The 9Life channel is full of shows with titles such as Flipping Houses, Flip or Flop, Property Ladder and Flip This House that are big on entertainment and, often, even bigger on the profits that can be achieved. And there’s even more shows on Foxtel’s LifeStyle channel!
But in this time of an over-inflated property market sending house prices through the roof in Sydney and Melbourne – the nation’s two biggest markets – fears over housing affordability have never been greater.
Which is why some have assumed the property flipping boat has sailed, scaring off even the best renovator investors from taking on a fast-turnaround property project.
With housing price at sky high levels, valid questions have been raised over whether there is still good money to be made by the approach of buying, renovating and flipping property all in the same market.
However, there is a range of key players in the real estate game who insist there is real value to be had in property flipping. It all comes down to making the right choices.
The definition in the site, Investopedia, describes flipping as, “a type of real estate investment strategy in which an investor purchases properties with the goal of reselling for a profit. Profit is generated either through the price appreciation that occurs because of a hot housing market and/or from renovations and capital improvements”.
It’s in the planning
Any time or place you look at it, flipping comes down to making informed choices, doing the research, knowing the right markets, and having a mission plan. Then there is a whole lot of sweat equity involved, along with long hours spent at the local hardware warehouse.
“There are doomsayers claiming it’s all too late, but you simply need to undertake better research and due diligence and avoid the herd mentality by following the crowd,” says Australian Property Advisory Group’s Andrew Crossley, author of the book Property Finance Made Simple.

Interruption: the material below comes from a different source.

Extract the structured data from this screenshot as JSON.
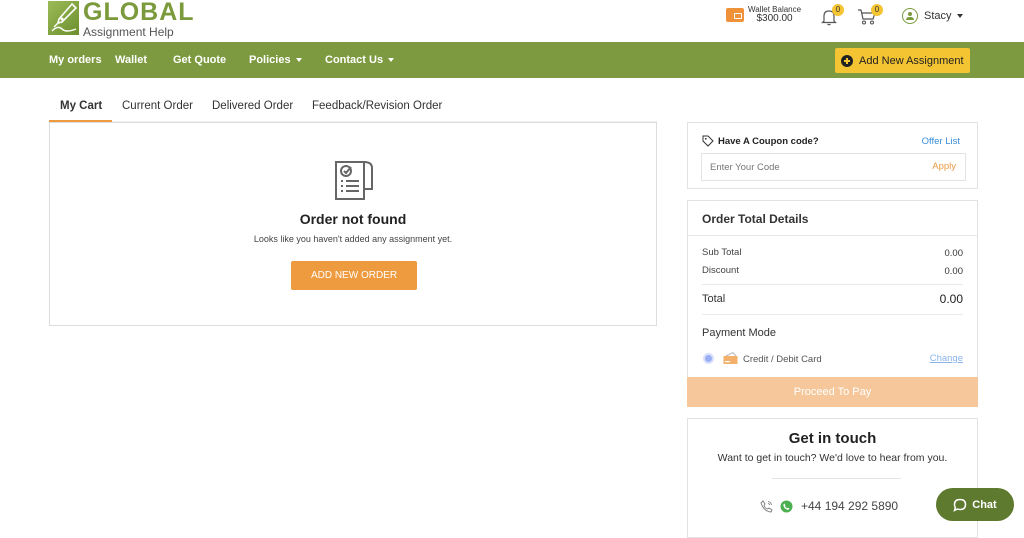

“There are markets within markets, and there will always be locations that rise in value as different locations have different cycles.”
The right market
Sydney real estate guru Rosalie Gordon of Planet Properties says now is the time to look beyond the headlines about Sydney and Melbourne, and take a better look at opportunities throughout the rest of the country.
“There are always opportunities in different areas, so the secret is to pick a growth area and then find the right project that offers plenty of potential,” Gordon says.
“This is when research is the key. You need to pay attention to know exactly what you are buying into, and then have a very clear idea of what it will need done to it to make the profit.”
Starting out small
Taking on a small project that requires a simple but effective makeover is the best first approach for newcomers to flipping, advises Gordon.
Having a plan is key: map out a clear budget and be realistic about what you can achieve
“Turning an ugly duckling into a swan so it will present fabulously once it’s done is the best approach, working with the original footprint and framework as much as possible and doing all the cosmetic work that can be cheap to do but make a huge impact,” she says.
The advantage that most mature homeowners have in stepping into property flipping is being in a position to take advantage of the growth in value in their existing homes over recent years, adds Steve Jovceski of financial comparison site Mozo.com.au,
Turning equity into profit
With interest rates remaining at an all-time low and with some banks still offering mortgage rates for as low as 3.64 per cent, getting into the game remains a viable option.
“Older home owners who have held onto their property have probably seen massive gains in their equity, and could definitely leverage this windfall to build further wealth through investing in property,” Jovceski says.
“One of the most important things to remember with property flipping is that you’re earning a profit from the improvements you make to the property. So you need to ask how much of the renovations you are going to contract out to tradespeople and what that will cost, versus how much you can do yourself, and how long it will take.”
Taking the risk
For all the big profits the TV shows often show the hard-working flipper walking away with, there’s not always the guarantee of big returns in a quick makeover. Making over and flipping a property for a fast sale is an investment plan, and just as with any investment, comes at a risk.
“Some people prefer to buy and hold, as flipping does not suit every situation and the real profits could come further down the track,” Andrew Crossley adds. “Flipping can definitely involve more risk than buying and holding.”
It’s a warning echoed by Steve Jovceski. “Older homeowners who have experienced an equity windfall should consider purchasing an investment property, renovating and holding it for the long term to reap the gains of capital growth well into their retirement.”
Flip or hold?
Rosalie Gordon insists that it all comes down to doing the research to know what the market is doing in that location.
“The whole idea about flipping is to keep costs to a minimum to make a profit,” she says. “If the market is moving, it might be ideal to flip it the moment it’s finished. If it’s a slow-burn growth market, then holding onto it for a few years might be where the payoff comes.
“Remember, it’s an investment so it’s about going into this with your eyes wide open – and then keeping them open throughout the process.”